Background: The inhibition of penicillin-binding protein 2a (PBP2a) is a promising solution in overcoming resistance of methicillin resistance Staphylococcus aureus (MRSA). A potential approach in achieving this is by combining natural product with currently available antibiotics to restore the activity as well as to amplify the therapeutic ability of the drugs. We studied inhibition effects of a bioactive fraction, F-10 (isolated from the leaves of Duabanga grandiflora) alone and in combination with a beta-lactam drug, ampicillin on MRSA growth and expression of PBP2a. Additionally, phytochemical analysis was conducted on F-10 to identify the classes of phytochemicals present.
Methods: Fractionation of the ethyl acetate leaf extract was achieved by successive column chromatography which eventually led to isolation of an active fraction, F-10. Both extract and F-10 were analyzed for the presence of major classes of phytochemicals in addition to obtaining a high performance liquid chromatography (HPLC) profile to reveal the complexity of the fraction F-10. Broth microdilution method was employed to determine minimum inhibitory concentration (MIC) of the extract and fractions against MRSA. Evaluation of synergistic activity of the active fraction with ampicillin was determined using checkerboard methodand kinetic growth experiments. Effect of combination treatments on expression of PBP2a, a protein that confers resistance to beta-lactam antibiotics, was elucidated with the Western blot assay.

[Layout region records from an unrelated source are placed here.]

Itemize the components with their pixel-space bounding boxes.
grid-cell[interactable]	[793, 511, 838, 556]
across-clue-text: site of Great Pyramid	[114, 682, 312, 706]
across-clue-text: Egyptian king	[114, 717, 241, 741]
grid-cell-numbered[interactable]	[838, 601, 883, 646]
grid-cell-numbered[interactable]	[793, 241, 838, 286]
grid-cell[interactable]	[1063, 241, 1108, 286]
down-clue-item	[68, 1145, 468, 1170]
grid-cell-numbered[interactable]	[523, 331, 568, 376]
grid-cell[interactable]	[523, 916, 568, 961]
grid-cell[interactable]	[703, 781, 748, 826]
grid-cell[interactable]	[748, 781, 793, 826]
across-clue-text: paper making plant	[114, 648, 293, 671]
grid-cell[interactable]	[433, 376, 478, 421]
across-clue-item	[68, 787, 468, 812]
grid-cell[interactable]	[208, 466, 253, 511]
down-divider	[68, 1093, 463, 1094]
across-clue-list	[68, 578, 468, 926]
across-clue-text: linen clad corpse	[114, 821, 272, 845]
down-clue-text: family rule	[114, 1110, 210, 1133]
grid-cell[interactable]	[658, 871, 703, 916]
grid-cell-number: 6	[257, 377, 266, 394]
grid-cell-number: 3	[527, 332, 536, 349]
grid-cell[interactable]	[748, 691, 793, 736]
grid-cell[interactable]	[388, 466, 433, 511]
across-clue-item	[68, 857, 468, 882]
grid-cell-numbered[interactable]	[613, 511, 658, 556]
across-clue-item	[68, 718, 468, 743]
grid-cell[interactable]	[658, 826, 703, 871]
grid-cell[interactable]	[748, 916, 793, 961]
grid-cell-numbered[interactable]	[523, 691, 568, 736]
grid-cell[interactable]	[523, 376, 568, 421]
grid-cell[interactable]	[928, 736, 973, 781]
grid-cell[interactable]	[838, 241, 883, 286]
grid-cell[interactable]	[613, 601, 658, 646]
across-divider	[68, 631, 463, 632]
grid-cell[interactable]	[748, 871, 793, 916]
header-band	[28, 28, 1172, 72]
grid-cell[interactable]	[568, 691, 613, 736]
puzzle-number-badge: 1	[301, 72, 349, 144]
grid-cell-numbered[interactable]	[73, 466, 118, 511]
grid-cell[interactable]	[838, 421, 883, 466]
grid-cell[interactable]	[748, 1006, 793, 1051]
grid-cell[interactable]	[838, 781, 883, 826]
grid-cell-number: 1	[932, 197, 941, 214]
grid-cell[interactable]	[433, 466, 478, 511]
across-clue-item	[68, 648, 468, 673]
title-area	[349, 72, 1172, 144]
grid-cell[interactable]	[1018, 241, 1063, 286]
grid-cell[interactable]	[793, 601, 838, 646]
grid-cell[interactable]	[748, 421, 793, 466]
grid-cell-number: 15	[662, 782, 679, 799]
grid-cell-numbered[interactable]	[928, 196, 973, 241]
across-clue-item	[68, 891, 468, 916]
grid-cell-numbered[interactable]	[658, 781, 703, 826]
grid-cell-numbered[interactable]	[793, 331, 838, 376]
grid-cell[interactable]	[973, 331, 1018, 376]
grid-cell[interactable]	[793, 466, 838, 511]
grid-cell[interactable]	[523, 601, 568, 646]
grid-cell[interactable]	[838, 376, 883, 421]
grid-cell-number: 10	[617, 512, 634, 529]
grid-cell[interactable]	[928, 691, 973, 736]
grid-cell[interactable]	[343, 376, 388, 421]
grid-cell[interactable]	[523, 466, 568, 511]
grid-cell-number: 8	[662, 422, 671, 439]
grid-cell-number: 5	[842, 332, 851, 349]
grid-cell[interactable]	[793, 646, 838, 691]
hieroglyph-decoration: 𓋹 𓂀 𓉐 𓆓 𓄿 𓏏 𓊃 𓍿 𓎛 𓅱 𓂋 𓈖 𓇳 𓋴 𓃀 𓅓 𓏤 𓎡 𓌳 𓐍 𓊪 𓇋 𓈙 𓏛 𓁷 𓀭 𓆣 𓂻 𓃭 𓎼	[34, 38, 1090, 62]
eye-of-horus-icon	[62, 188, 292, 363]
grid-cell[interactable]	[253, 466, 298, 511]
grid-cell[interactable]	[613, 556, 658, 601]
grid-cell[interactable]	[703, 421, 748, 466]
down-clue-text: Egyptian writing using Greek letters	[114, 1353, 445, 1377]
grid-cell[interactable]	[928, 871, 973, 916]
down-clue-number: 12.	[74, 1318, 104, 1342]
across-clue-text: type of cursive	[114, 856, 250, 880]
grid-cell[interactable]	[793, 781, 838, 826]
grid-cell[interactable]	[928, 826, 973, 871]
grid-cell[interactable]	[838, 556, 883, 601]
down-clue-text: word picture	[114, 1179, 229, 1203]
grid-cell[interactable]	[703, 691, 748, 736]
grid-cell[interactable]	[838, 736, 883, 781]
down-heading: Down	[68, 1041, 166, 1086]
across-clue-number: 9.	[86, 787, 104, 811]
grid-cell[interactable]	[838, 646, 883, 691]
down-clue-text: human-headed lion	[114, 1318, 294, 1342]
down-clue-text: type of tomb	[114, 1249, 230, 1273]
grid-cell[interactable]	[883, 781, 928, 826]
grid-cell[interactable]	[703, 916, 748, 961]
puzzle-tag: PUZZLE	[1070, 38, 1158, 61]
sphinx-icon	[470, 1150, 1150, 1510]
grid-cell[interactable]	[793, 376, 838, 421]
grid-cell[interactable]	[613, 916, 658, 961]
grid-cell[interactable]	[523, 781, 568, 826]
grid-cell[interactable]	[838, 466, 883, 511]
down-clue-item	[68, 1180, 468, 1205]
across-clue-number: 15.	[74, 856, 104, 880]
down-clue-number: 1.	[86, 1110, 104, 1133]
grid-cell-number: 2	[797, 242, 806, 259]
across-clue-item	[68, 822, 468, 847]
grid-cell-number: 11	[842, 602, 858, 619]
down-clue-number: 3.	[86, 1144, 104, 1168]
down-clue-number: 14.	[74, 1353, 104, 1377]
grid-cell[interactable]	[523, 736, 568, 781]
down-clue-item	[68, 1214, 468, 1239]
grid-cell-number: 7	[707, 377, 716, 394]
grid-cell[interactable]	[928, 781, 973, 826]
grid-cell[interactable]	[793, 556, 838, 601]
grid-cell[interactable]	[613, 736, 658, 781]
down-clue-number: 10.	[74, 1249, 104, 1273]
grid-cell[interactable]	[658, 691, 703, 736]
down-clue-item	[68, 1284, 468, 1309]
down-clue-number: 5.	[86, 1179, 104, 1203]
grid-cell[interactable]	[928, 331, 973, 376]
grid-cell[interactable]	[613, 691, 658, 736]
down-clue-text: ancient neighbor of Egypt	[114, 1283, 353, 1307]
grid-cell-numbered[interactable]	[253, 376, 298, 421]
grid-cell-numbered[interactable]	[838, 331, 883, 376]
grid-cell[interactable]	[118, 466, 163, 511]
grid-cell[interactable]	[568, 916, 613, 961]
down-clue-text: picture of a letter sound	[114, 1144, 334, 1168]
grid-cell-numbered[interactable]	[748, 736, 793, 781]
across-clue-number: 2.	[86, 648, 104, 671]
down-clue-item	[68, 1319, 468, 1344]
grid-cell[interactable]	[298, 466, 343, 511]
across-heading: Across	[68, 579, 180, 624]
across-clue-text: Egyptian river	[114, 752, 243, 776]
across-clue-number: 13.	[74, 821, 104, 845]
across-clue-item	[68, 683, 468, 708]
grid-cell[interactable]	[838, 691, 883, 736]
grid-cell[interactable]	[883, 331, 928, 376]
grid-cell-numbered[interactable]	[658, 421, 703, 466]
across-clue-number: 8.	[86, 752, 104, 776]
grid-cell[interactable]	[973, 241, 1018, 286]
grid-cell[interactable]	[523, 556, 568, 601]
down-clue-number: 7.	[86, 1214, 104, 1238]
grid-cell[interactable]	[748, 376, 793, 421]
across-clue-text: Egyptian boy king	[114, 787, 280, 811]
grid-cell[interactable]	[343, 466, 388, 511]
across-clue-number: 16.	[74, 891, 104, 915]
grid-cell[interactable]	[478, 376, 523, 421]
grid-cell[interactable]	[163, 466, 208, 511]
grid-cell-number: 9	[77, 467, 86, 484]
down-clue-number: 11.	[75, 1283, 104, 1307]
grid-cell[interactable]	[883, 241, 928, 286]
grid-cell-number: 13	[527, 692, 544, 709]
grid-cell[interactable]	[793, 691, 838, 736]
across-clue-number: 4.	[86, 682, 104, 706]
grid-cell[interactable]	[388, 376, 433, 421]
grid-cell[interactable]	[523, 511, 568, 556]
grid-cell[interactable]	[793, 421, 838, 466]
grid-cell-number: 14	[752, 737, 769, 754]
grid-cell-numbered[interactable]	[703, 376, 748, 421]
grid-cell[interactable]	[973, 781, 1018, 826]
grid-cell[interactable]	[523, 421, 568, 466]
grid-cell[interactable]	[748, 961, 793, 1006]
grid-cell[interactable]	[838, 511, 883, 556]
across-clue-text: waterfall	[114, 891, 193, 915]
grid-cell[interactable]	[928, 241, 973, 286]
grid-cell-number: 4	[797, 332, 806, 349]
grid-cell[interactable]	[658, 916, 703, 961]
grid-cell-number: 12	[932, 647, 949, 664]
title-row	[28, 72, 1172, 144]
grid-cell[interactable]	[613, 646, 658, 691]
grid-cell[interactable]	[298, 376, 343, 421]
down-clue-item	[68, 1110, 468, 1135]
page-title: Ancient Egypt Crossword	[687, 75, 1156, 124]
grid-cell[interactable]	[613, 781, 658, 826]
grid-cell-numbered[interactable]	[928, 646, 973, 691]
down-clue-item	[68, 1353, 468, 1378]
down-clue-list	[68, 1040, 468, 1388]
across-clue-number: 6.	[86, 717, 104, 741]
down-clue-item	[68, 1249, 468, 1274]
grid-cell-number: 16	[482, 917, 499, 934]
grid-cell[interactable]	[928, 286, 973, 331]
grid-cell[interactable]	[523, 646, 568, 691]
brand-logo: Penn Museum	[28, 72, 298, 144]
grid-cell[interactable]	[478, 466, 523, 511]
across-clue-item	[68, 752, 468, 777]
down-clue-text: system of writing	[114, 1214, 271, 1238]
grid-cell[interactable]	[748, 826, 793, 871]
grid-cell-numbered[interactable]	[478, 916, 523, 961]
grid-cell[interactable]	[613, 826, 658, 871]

Results: MIC of F-10 against MRSA was 750 mg/L which showed an improved activity by 4-fold compared to its crude extract (MIC = 3000 mg/L). Phytochemical analysis revealed occurrence of tannins, saponin, flavonoids, sterols, and glycosides in F10 fraction. In FIC index interpretation, the most synergistic activity was achieved for combinations of 1/64 × MIC ampicillin + 1/4 × MIC F-10. The combination also evidently inhibited MRSA growth in kinetic growth curve assay. As a result of this synergistic interaction, MIC of ampicillin against MRSA was reduced to 0.78 mg/L (64-fold) from initial value of 50 mg/L. Western blot analysis suggested inhibition of PBP2a in MRSA cultures grown in synergistic combination treatment in which no PBP2a band was expressed.
Conclusions: The results demonstrated synergism between fraction F-10 of D. grandiflora with ampicillin in suppressing MRSA growth via PBP2a inhibition.